Delta Air Lines unveiled a new uniform collection during an employee fashion show in Atlanta Tuesday. The Zac Posen creations are the first new designs in a decade. BRANT SANDERLIN/BSANDERLIN@AJC.COM

Delta Air Lines unveiled a new uniform collection during an employee fashion show in Atlanta Tuesday. The Zac Posen creations are the first new designs in a decade. BRANT SANDERLIN/BSANDERLIN@AJC.COM

Delta Air Lines on Tuesday unveiled its first new employee uniforms in a decade.

Created by well-known designer Zac Posen, the new uniforms will be tested by 1,000 employees in coming months and will become standard among Delta’a 60,000 frontline workers in early 2018.
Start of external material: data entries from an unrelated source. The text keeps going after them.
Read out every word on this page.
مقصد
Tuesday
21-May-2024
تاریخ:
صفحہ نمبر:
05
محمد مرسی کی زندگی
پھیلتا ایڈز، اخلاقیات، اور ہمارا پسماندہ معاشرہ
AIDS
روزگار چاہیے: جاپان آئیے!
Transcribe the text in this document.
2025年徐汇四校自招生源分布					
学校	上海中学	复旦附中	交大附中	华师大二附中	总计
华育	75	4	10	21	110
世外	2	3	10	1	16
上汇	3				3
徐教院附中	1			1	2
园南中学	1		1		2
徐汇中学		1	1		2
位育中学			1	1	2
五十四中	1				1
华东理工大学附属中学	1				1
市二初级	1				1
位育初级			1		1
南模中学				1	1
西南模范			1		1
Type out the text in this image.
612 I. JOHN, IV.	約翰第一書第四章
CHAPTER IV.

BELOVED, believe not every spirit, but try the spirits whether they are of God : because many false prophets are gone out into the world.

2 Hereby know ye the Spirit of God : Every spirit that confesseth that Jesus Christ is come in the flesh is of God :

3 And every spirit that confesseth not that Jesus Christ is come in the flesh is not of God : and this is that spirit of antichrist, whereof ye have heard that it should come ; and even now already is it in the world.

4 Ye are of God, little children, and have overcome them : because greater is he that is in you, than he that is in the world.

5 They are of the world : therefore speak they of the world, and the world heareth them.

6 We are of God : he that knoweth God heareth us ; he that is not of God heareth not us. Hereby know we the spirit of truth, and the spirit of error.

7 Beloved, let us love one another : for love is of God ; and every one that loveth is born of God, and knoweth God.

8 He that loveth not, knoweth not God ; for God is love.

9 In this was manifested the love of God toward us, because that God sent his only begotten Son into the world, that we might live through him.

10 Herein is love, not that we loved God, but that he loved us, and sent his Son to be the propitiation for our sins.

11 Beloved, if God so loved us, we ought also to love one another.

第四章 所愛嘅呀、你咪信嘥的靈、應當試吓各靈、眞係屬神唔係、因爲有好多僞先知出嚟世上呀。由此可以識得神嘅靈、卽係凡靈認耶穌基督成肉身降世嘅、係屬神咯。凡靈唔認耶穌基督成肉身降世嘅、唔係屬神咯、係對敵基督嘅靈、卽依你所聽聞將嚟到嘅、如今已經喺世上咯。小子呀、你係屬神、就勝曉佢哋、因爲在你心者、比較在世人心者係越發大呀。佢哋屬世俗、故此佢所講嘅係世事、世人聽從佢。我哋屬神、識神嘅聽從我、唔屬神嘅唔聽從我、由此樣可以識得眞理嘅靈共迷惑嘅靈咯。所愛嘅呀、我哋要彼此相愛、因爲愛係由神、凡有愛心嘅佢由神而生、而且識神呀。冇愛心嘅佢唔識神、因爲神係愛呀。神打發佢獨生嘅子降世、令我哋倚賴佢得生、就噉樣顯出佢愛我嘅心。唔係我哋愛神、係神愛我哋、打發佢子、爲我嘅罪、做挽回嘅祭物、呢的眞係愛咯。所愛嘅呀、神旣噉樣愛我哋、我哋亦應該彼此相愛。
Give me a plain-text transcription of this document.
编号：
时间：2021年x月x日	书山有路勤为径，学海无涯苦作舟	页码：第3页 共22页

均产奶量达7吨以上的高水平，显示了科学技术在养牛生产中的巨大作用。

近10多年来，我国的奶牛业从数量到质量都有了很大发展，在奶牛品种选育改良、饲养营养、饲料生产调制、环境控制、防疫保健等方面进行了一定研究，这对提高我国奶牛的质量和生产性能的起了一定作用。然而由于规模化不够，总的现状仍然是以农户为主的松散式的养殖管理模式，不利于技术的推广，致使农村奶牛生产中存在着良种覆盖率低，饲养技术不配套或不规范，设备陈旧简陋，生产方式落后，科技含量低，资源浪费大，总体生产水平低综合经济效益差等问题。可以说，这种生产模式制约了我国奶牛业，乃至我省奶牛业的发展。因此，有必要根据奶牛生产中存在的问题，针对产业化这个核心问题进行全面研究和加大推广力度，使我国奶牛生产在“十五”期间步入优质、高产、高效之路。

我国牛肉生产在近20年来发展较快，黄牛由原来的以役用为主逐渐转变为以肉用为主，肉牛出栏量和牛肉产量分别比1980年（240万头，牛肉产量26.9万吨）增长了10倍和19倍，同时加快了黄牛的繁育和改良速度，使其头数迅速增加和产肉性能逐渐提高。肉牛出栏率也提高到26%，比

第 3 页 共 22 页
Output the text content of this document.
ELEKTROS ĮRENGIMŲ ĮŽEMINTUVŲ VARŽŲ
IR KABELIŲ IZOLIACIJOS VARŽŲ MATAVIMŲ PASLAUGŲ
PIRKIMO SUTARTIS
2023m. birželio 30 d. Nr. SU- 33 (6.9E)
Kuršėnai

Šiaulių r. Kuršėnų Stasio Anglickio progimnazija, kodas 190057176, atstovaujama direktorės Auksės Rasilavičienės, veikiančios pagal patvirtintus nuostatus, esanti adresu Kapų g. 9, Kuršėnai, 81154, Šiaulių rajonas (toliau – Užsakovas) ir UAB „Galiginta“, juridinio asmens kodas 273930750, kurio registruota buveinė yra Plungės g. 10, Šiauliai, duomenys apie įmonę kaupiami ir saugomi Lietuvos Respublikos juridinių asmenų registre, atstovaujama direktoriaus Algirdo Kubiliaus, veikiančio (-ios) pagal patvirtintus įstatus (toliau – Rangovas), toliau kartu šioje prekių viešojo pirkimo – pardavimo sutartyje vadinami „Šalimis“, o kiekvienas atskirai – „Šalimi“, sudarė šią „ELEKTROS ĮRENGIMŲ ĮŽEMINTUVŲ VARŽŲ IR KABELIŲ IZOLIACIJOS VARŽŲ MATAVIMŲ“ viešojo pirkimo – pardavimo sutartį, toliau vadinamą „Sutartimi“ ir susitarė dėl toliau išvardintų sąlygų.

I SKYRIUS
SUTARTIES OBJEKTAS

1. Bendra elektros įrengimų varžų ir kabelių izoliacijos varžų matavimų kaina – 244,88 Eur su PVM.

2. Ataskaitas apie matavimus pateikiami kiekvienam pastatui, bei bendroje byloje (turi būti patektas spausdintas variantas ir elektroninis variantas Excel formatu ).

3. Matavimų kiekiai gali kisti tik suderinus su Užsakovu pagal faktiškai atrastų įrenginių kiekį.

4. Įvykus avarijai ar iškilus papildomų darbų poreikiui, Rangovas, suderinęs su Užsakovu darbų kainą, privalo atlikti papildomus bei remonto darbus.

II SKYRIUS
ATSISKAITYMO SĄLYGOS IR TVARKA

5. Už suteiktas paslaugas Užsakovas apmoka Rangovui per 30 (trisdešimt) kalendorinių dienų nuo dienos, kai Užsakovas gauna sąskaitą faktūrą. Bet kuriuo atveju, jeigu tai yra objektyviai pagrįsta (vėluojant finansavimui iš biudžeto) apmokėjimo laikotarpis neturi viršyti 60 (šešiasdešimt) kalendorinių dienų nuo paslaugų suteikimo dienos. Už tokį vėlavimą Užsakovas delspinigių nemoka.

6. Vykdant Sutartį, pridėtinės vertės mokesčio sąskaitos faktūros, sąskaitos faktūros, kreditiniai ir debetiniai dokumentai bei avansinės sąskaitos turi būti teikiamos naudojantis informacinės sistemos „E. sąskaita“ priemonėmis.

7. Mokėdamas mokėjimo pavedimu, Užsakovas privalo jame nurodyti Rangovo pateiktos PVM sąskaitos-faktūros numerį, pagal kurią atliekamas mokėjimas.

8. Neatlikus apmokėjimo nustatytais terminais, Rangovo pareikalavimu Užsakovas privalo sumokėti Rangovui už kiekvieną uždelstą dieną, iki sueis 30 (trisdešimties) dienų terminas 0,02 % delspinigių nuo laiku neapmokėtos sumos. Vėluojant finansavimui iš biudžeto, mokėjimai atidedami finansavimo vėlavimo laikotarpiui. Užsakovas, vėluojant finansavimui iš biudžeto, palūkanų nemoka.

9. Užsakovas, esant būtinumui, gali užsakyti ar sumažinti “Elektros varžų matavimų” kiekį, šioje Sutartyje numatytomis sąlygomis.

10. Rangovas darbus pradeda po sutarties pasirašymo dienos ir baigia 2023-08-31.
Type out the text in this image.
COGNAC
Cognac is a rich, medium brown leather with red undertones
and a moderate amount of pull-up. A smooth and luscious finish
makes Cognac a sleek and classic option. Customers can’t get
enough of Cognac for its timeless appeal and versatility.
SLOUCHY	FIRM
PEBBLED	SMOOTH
They feature a new color for Delta: “passport plum.”

“We wanted a color that felt distinct,” said Posen, who worked on the designs for the past 18 months. “When you put red and blue together, you get a purple color.”

Allison Ausband, Delta’s senior vice president of in-flight service, called Posen “an iconic American designer with global reach.”

Tim Mapes, Delta’s senior vices president of marketing, said employees on the Atlanta carrier’s advisory committee for the uniform design wanted to “go big.”

“If you’re going to have a change, you want it to be a change,” he said.

Mapes said the new purplish color could be added to other Delta items like in-flight napkins — though the Delta logo and plane paint scheme will remain the same.

Flight attendants and airport agents last got new designs in 2006. Ramp and maintenance workers’ current uniforms date to 2000. Pilots’ uniforms are not part of the wardrobe update.

Delta aircraft parts warehouse worker Robert Sechriest said he had heard that a new color would be used.

“I didn’t believe it… I just didn’t think of it as a Delta color,” Sechriest said. “But it works.”

CEO Ed Bastian said the uniforms demonstrate “a great global style … that’s where we’re headed.”

The airline unveiled the new uniforms to about 500 employees at its own fashion show in Atlanta on Tuesday afternoon.

Amir Reese, a Delta flight attendant, said the uniform dress she wore as a model during the fashion show is more tailored than current uniforms.

“I definitely will be strutting through the airport,” Reese said.